Nor was it to offer himself repeatedly, as the high priest enters the holy places every year with blood not his own, for then he would have had to suffer repeatedly since the foundation of the world. But as it is, he has appeared once for all at the end of the ages to put away sin by the sacrifice of himself. (Hebrews 9:25-26)

Christ offered Himself once at the end to accomplish that which was mediated to His People from the “foundation of the world”.  The sacrifices performed from the foundation of the world were sufficient and efficacious for the elect because of the one typified sacrifice at “the end of the ages”. We read that if the one sacrifice were not sufficient even for the saints of old, Christ would have had to have been sacrificed over and over from the beginning. Why? Because His saints of old were saved by the one redemptive work of Christ, just as are we. The true Sacrifice, though coming at the end of the ages, was by faith appropriated by the saints of old through the God ordained system of sacrifices in the Old Covenant.

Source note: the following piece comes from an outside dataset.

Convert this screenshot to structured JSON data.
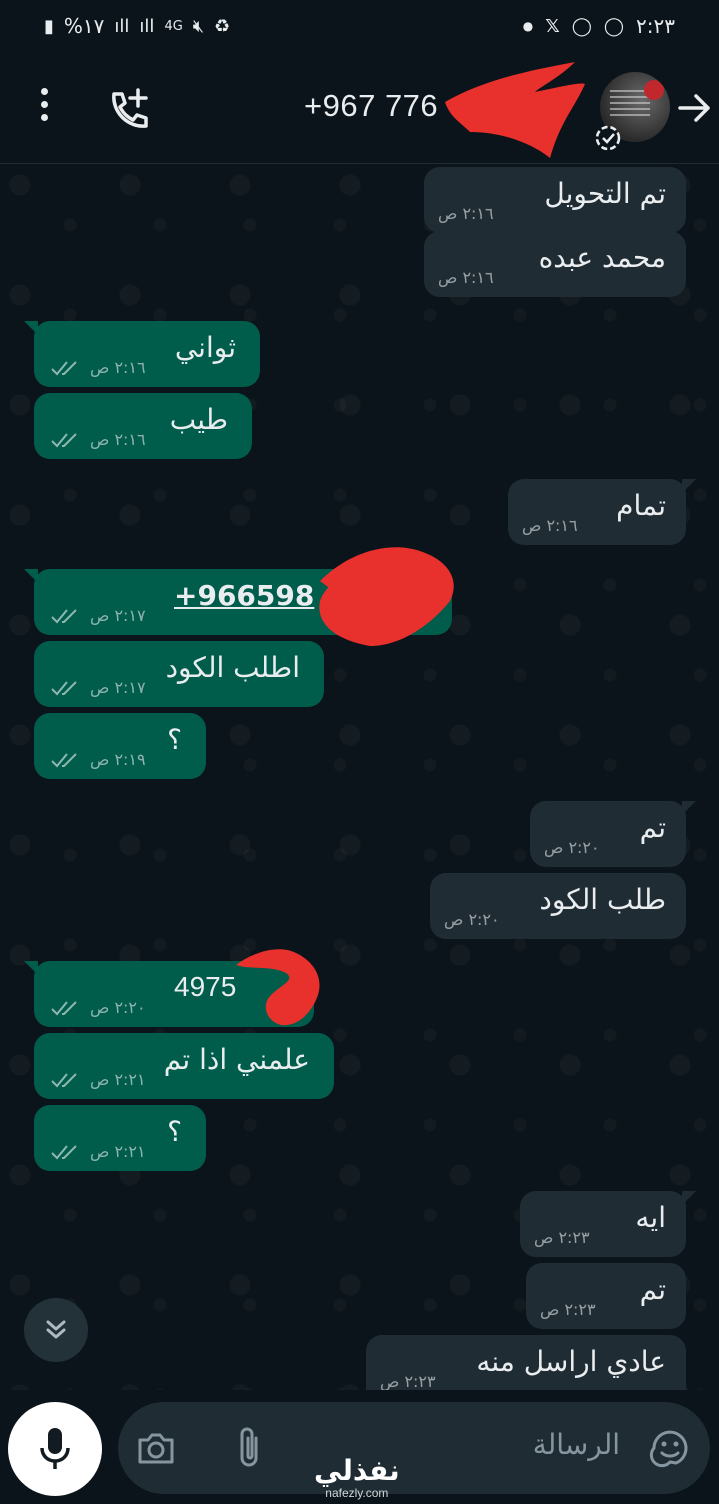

To conclude, Edward Fisher summarizes nicely in his The Marrow of Modern Divinity:

[There is] no doubt but that they offered their sacrifices by faith in the Messiah, as the apostle testifies of Abel, (Heb 11:4). I say, there is no question but every spiritual believing Jew, when he brought his sacrifice to be offered, and, according to the Lord’s command, laid his hands upon it whilst it was yet alive, (Lev 1:4), did, from his heart, acknowledge that he himself had deserved to die; but by the mercy of God he was saved, 2 and his desert laid upon the beast; 3 and as that beast was to die, and be offered in sacrifice for him, so did he believe that the Messiah should come and die for him, upon whom he put his hands, that is, laid all his iniquities by the hand of faith.

So how was Christ administered or dispensed to the saints in the Old Testament? In part, by bloody animal sacrifices.  They were not redeemed in spite of the Old Covenant, but by means of the Old Covenant, as an administration of the one redemptive work of our common Lord and Savior Jesus Christ.